For cost, GLM-5V-Turbo lists $1.20/1M input and $4/1M output tokens on the cheapest tracked provider, while Trinity-Large-Thinking lists $0.22/1M input and $0.85/1M output tokens on the cheapest tracked provider. A 70/30 input-output blend puts Trinity-Large-Thinking lower by about $1.63 per million blended tokens. Availability is 2 providers versus 3, so concentration risk also matters.

Choose GLM-5V-Turbo when vision-heavy evaluation are central to the workload. Choose Trinity-Large-Thinking when long-context analysis, larger context windows, and lower input-token cost are more important. For production, rerun your own prompts through the exact provider, region, and tool stack you plan to ship. This keeps the decision grounded in measurable tradeoffs instead of brand-level assumptions. It also helps separate model capability from provider packaging, which can change cost and latency.

FAQ

Which has a larger context window, GLM-5V-Turbo or Trinity-Large-Thinking?

Trinity-Large-Thinking supports 256k tokens, while GLM-5V-Turbo supports 200k tokens. That gap matters most for long documents, large codebases, retrieval-heavy agents, and conversations where earlier context must remain visible. Use this as a quick comparison signal, then confirm the provider-specific limits before committing to production.

Which is cheaper, GLM-5V-Turbo or Trinity-Large-Thinking?

Trinity-Large-Thinking is cheaper on tracked token pricing.

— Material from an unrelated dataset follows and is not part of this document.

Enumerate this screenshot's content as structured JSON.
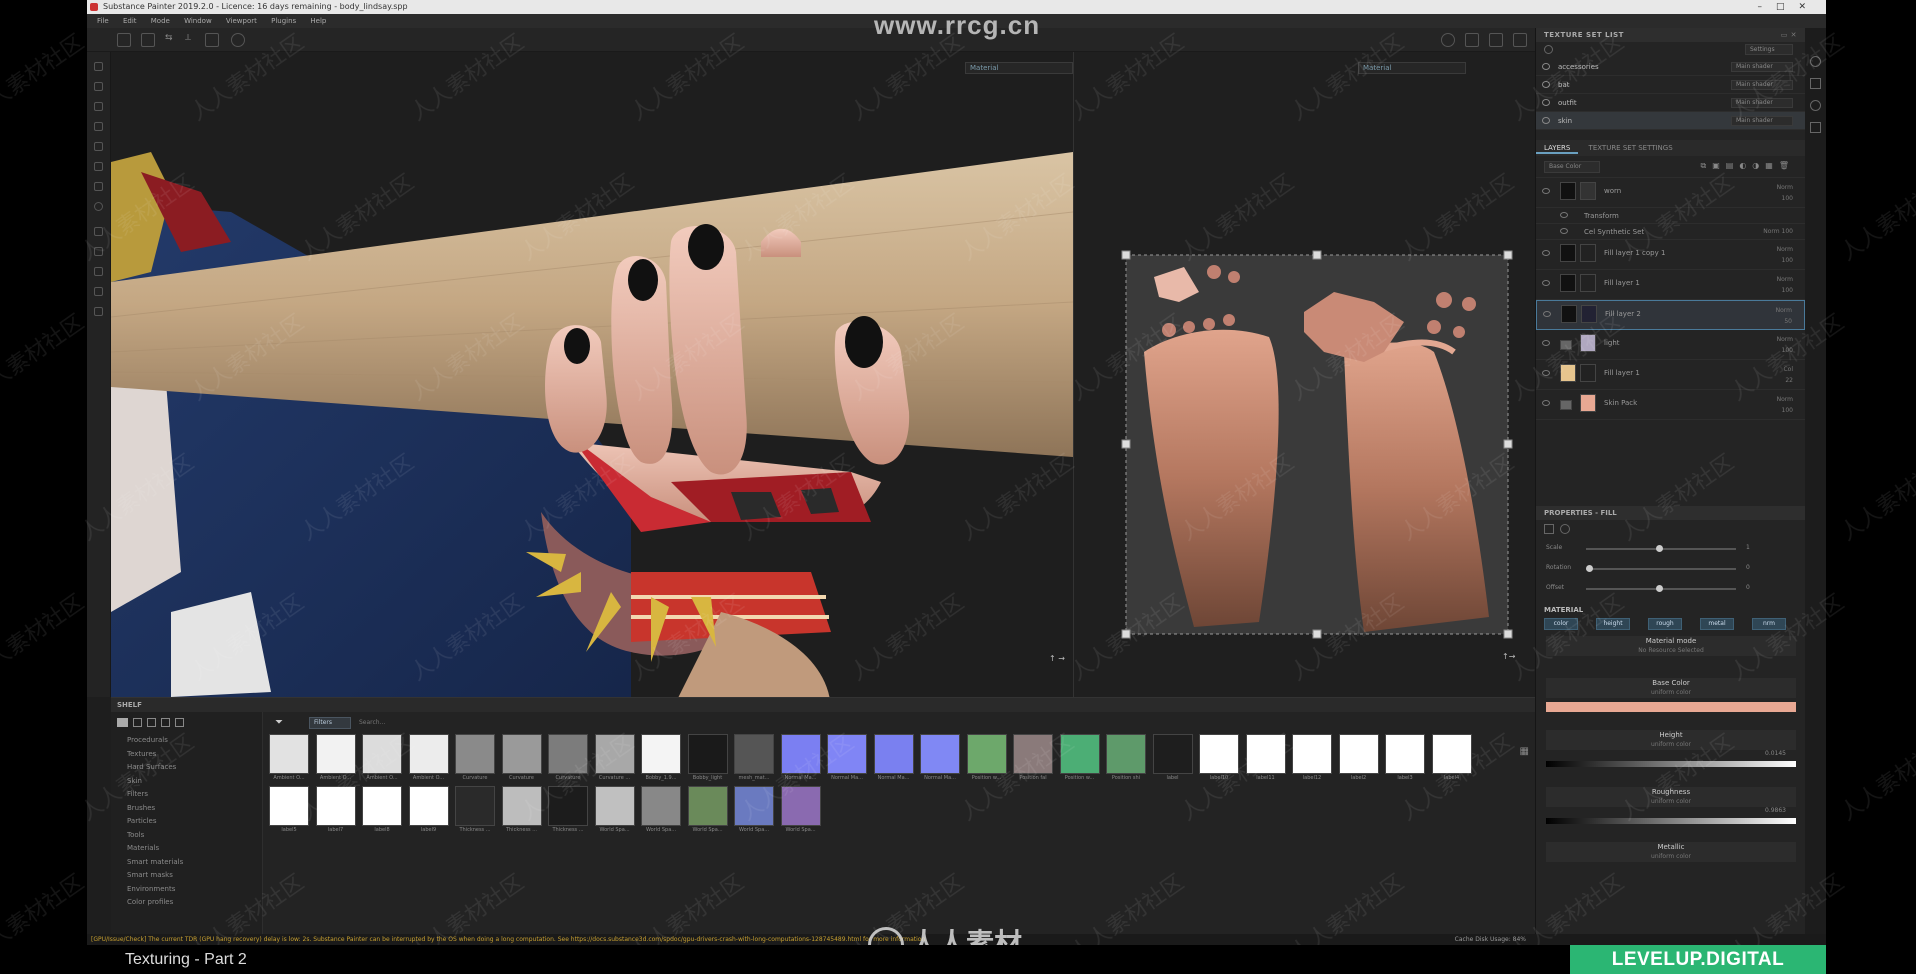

GLM-5V-Turbo costs $1.20/1M input and $4/1M output tokens. Trinity-Large-Thinking costs $0.22/1M input and $0.85/1M output tokens. Provider discounts or batch pricing can still change the final bill.

Is GLM-5V-Turbo or Trinity-Large-Thinking open source?

GLM-5V-Turbo is listed under MIT. Trinity-Large-Thinking is listed under Apache 2.0. License labels affect whether you can self-host, redistribute weights, or rely only on hosted APIs, so confirm the upstream license before deployment.

Which is better for vision, GLM-5V-Turbo or Trinity-Large-Thinking?

GLM-5V-Turbo has the clearer documented vision signal in this comparison. If vision is mission-critical, validate it against the provider endpoint because model-level support and API-level exposure can differ. Use this as a quick comparison signal, then confirm the provider-specific limits before committing to production.

Which is better for multimodal input, GLM-5V-Turbo or Trinity-Large-Thinking?

GLM-5V-Turbo has the clearer documented multimodal input signal in this comparison. If multimodal input is mission-critical, validate it against the provider endpoint because model-level support and API-level exposure can differ.

Where can I run GLM-5V-Turbo and Trinity-Large-Thinking?

GLM-5V-Turbo is available on OpenRouter and Vercel AI Gateway. Trinity-Large-Thinking is available on Arcee AI, OpenRouter, and Vercel AI Gateway. Provider coverage can affect latency, region availability, compliance posture, and fallback options.

Continue comparing

Last reviewed: 2026-05-22. Data sourced from public model cards and provider documentation.